At Disasi Makulo’s home in Bandio, however, no one had ever heard of Tippo Tip. The stage was still empty, the world still a verdant green. In the wings, to the left and right, foreign traders—European Christians and Afro-Arab Muslims—stood awaiting their cues, ready to push on into the heart of Central Africa. It was only because the region’s power structures were already in a wretched state, due in part to the European slave trade carried out in the centuries before, that their offensive was even possible. Not much was left in those days of the once so-powerful native kingdoms, and social structures in the jungle had always been less complex than those on the savanna. The political vacuum in the interior, therefore, offered new economic opportunities for foreigners. That is putting it nicely. In reality, the period to come was one of administrative anarchy, rapaciousness, and violence. But not yet. Little Disasi still lay slumbering, tied to his mother’s back, his cheek pressed to her shoulder blade. The wind rustled in the treetops. After a thunderstorm, the rain forest went on dripping for hours.

“ONE DAY, a few people from the riverside came to visit my parents.” Thus begins Disasi Makulo’s earliest recollection. He must have been five or six at the time. The strangers brought with them a very peculiar story. “They said they had seen something bizarre on the river, a spirit perhaps. ‘We saw a huge, mysterious canoe,’ they said, ‘that rowed itself. In that canoe is a man, white from head to toe, like an albino, covered completely in garments, you could see only his head and his arms. He had a few black men with him.’”2

Besides fish and palm oil, the peoples of the river and the jungle also traded information. The river people, of course, had a tendency to come up with weird news anyway—you could hardly imagine the crazy things they heard from fishermen and traders further along!—but this report sounded particularly strange. What’s more, it was no secondhand account. The clothed albino they had seen was no one less than Henry Morton Stanley. The little group of black men were his bearers and helpers from Zanzibar. That huge, mysterious canoe was the Lady Alice, his eight-meter-long steel boat. After he had found the presumably lost physician, missionary, and explorer David Livingstone on the shores of Lake Tanganyika in 1871, the New York Herald and the Daily Telegraph of London had commissioned Stanley to carry out, from 1874 to 1877, what would become the mother of all exploratory expeditions: the crossing of Central Africa from east to west, a staggering journey through festering swamps, hostile tribal territories, and murderous rapids.

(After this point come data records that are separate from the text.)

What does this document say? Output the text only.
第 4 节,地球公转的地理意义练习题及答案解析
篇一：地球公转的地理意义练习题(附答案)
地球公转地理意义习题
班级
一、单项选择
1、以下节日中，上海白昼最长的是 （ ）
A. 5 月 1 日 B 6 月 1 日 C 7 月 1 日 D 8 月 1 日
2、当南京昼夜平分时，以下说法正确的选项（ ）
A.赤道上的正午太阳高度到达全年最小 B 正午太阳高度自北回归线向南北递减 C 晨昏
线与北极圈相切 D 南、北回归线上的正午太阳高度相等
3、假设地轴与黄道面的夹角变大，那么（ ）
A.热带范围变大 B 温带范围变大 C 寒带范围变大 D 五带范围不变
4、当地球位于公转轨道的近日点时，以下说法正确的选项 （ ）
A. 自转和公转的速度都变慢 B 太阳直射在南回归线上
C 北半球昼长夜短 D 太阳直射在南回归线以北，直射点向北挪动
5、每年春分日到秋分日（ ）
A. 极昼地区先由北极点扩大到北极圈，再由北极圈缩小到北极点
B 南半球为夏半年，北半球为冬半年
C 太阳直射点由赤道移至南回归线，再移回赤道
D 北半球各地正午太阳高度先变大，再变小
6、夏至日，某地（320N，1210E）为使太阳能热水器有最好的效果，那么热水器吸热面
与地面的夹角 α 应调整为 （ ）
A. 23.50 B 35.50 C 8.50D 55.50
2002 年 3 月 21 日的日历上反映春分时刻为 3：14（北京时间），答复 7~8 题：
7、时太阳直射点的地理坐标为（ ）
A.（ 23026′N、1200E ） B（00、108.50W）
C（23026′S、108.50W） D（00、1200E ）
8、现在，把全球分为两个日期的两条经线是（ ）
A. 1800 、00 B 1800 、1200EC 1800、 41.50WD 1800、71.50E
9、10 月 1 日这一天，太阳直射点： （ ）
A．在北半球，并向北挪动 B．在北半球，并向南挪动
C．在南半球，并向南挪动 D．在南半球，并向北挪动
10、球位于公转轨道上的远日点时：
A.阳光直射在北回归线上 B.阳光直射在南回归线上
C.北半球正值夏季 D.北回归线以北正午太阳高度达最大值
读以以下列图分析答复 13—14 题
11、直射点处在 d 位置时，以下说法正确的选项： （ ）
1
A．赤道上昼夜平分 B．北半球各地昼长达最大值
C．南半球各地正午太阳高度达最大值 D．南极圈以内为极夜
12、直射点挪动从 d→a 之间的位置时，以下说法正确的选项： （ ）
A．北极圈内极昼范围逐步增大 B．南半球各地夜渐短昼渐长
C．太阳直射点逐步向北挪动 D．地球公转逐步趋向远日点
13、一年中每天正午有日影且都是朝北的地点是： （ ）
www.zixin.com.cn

It was around the middle of that same century that Europe had come down with the fever of discovery. Newspapers and geographical societies challenged adventurers to explore mountain ranges, chart rivers, and map jungles. A sort of mythical fascination arose for “the sources” of streams and rivers, in particular that of the Nile. Shortly before his meeting with Stanley, the Scotsman Livingstone had found the Lualaba, a broad but unnavigable river in eastern Congo that flowed north, and which he thought could very well constitute the headwaters of the Nile. In 1875 the Englishman Lovett Cameron stood on the banks of that same river. Cameron, however, realized that a bend to the west later on was all it would take to make this, in fact, the Congo, the mouth of which was already known thousands of kilometers away on the Atlantic coast. Neither of them succeeded in following that river. Stanley did.

He left Zanzibar with his caravan in 1874 and, just to be sure, took his own ship along with him. The Lady Alice could be taken apart and portaged like a set of Tinker Toys. What a strange sight that must have been: a long caravan threading its way across the boiling hot savanna of Eastern Africa, hundreds of kilometers from any navigable current, with at the back a group of twenty-four porters bearing the man-size, glistening sections of an otherworldly steel hull.